Er wordt een gemengde raadgevende commissie ingesteld, bestaande uit vertegenwoordigers van de Ministeries van Buitenlandse Zaken en Justitie, die op geregelde tijdstippen vergadert op verzoek van een van beide Staten, teneinde de regeling van de problemen die uit de toepassing van deze Overeenkomst kunnen voortvloeien, te vergemakkelijken.

TITEL V. - Slotbepalingen Artikel 24 De Overeenkomst betreffende uitlevering en wederzijdse rechtshulp in strafzaken tussen het Koninkrijk België en het Koninkrijk Marokko, en het Aanvullend Protocol, ondertekend te Rabat op 27 februari 1959, voor zover zij betrekking hebben op uitlevering, worden door deze Overeenkomst opgeheven.

Artikel 25 Elke Overeenkomstsluitende Partij geeft aan de andere Partij kennis van de vervulling van de bij haar Grondwet opgelegde formaliteiten voor de inwerkingtreding van deze Overeenkomst. Deze Overeenkomst gaat in de eerste dag van de tweede maand die volgt op de laatste kennisgeving.
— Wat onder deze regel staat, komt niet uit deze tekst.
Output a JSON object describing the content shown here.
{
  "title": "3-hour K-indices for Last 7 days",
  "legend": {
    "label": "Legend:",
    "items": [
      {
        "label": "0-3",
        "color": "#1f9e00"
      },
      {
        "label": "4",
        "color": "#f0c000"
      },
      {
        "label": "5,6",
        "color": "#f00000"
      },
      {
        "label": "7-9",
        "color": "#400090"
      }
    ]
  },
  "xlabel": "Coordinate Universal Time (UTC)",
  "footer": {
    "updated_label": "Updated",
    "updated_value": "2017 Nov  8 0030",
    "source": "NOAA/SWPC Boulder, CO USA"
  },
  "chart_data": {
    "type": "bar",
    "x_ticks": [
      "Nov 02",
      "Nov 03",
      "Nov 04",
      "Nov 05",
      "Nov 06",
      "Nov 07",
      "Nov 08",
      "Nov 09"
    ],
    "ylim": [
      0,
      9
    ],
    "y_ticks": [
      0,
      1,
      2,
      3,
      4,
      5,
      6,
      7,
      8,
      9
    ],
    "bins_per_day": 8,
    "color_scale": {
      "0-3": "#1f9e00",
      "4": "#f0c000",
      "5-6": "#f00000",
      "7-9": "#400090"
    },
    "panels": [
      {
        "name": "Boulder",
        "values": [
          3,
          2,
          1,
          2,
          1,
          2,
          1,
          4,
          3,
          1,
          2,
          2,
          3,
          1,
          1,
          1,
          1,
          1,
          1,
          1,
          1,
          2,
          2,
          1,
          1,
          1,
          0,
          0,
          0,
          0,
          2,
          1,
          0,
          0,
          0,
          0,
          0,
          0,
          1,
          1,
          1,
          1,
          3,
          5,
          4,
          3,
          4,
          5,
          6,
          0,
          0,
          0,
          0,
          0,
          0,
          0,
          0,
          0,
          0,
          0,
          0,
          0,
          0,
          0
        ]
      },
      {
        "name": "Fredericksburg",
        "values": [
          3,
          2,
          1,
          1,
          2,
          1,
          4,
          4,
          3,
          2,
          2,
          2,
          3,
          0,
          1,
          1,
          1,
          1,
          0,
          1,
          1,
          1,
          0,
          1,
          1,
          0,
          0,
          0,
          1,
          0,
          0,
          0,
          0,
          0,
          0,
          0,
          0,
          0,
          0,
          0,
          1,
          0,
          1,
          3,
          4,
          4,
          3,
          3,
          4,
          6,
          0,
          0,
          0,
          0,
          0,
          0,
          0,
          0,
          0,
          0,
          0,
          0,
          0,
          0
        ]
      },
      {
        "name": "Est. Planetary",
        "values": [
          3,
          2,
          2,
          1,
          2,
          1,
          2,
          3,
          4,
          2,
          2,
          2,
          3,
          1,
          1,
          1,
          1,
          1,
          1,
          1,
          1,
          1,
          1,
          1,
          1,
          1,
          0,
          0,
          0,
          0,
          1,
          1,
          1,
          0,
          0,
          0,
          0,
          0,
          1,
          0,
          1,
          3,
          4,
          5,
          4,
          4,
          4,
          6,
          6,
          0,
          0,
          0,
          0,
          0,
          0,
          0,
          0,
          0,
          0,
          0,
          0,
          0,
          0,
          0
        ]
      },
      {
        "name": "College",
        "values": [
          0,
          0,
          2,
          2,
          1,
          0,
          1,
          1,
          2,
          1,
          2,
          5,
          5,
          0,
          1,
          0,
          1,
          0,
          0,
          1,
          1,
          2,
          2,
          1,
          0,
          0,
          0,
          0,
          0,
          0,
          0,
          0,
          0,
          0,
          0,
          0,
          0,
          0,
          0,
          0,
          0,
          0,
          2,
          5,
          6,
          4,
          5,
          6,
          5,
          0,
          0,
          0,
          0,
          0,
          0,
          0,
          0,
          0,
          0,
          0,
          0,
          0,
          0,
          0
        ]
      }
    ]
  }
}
Deze Overeenkomst is gesloten voor onbeperkte duur. Elke Partij kan de Overeenkomst opzeggen door middel van een schriftelijke kennisgeving die de andere Partij langs diplomatieke weg wordt bezorgd. De opzegging wordt van kracht zes maanden na toezending ervan.

Ten blijke waarvan, de daartoe gemachtigde vertegenwoordigers van beide Staten, deze Overeenkomst hebben ondertekend en er hun zegel hebben aan gehecht.

Gedaan te Brussel, op 7 juli 1997, in twee exemplaren, in de Nederlandse, de Franse en de Arabische taal, de drie teksten zijnde gelijkelijk authentiek.